One Worldview at a Time
Any useful statement about the future should at first seem ridiculous. Jim Dator
Today 71% of Americans believe that the direction the world is heading is not where they want to go. If we don’t change directions, we will surely end up where we are heading. This makes creating a positive future urgent. You and I have two choices: create it or let someone else. I believe we can create a positive future for everyone and the planet if we develop a majority collective worldview that is open and inclusive. This would be a powerful decision making force for changing the direction we are heading. My statement may sound ridiculous, therefore it may be useful to consider.
The usefulness of this idea is that each one of us can contribute by expanding our personal worldview to be more open and inclusive. Thus we are expanding the new collective worldview one worldview at a time. A worldview is defined as “an overall perspective from which one sees and interprets theworld; a collection of beliefs about life and the universe.” My worldview is important to you and your worldview is important to me because our worldviews determine the way we see things and do things, which has consequences for others and the planet — and the direction the world is heading.

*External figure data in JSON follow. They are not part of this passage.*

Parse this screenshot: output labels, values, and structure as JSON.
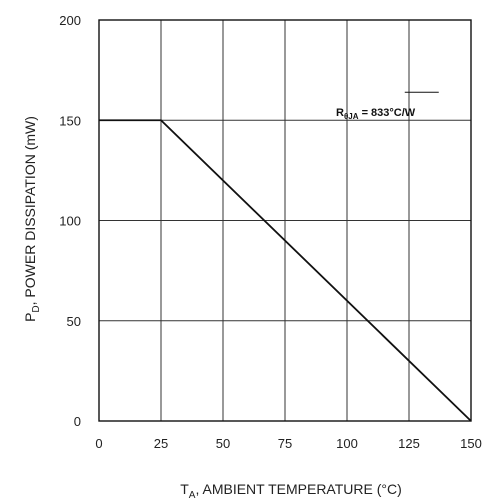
{
  "chart_data": {
    "type": "line",
    "x": [
      0,
      25,
      150
    ],
    "series": [
      {
        "values": [
          150,
          150,
          0
        ]
      }
    ],
    "xlim": [
      0,
      150
    ],
    "ylim": [
      0,
      200
    ],
    "xticks": [
      0,
      25,
      50,
      75,
      100,
      125,
      150
    ],
    "yticks": [
      0,
      50,
      100,
      150,
      200
    ],
    "xlabel": {
      "main": "T",
      "sub": "A",
      "rest": ", AMBIENT TEMPERATURE (°C)"
    },
    "ylabel": {
      "main": "P",
      "sub": "D",
      "rest": ", POWER DISSIPATION (mW)"
    },
    "annotation": {
      "main": "R",
      "sub": "θJA",
      "rest": " = 833°C/W",
      "x": 112,
      "y": 150
    },
    "grid": true,
    "colors": {
      "line": "#111111",
      "grid": "#333333"
    }
  }
}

An open worldview is one that is open-minded, receptive to new and different ideas. An inclusive worldview is one that sees interconnectedness and interdependency, not exclusiveness. I think it is obvious that most individuals and most social/cultural groups in the world today do not have an open and inclusive worldview.

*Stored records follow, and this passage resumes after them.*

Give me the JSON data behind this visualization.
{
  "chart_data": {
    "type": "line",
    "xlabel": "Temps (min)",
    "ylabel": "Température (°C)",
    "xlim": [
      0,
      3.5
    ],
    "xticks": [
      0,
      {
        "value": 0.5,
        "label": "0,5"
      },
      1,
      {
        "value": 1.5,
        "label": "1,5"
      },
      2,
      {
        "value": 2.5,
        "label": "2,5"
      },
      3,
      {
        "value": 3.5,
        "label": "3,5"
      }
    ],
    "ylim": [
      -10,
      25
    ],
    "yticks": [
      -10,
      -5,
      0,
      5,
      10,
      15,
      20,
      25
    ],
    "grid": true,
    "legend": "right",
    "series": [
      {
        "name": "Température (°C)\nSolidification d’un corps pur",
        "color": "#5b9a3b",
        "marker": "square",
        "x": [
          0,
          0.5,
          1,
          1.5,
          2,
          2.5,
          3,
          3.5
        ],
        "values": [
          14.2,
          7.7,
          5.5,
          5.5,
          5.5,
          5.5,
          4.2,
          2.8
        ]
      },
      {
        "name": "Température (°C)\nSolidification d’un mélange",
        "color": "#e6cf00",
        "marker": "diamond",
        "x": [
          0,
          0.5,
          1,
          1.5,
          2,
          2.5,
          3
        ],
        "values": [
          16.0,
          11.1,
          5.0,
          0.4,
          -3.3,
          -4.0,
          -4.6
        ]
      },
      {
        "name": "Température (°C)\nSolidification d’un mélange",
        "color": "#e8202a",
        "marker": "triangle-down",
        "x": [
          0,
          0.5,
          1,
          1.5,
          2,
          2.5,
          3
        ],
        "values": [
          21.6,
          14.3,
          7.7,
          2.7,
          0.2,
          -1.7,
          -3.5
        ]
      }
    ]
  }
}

The first step in creating this positive future is to believe we can. And we need to realize that it is our minds that are responsible for our worldview, and the world’s future. “It is going to be our minds (cultural evolution) not our genes (biological evolution) that creates or destroys our positive future.” Peter Russell
Because we have more influence over our minds than our genes, we are in a position to do something about our worldview and the future — if we believe we can and if we care enough to want to. Instead of predicting what the future will be (the direction we are heading) we need to imagine the future we want and then collectively create it. The future is not some place we are going to,but one we are creating. John Schaar
If not you and me, who? If not now, when? The reason for now is that it can’t be done sooner. I imagine you still believe my proposition is ridiculous. Can you imagine it might be possible?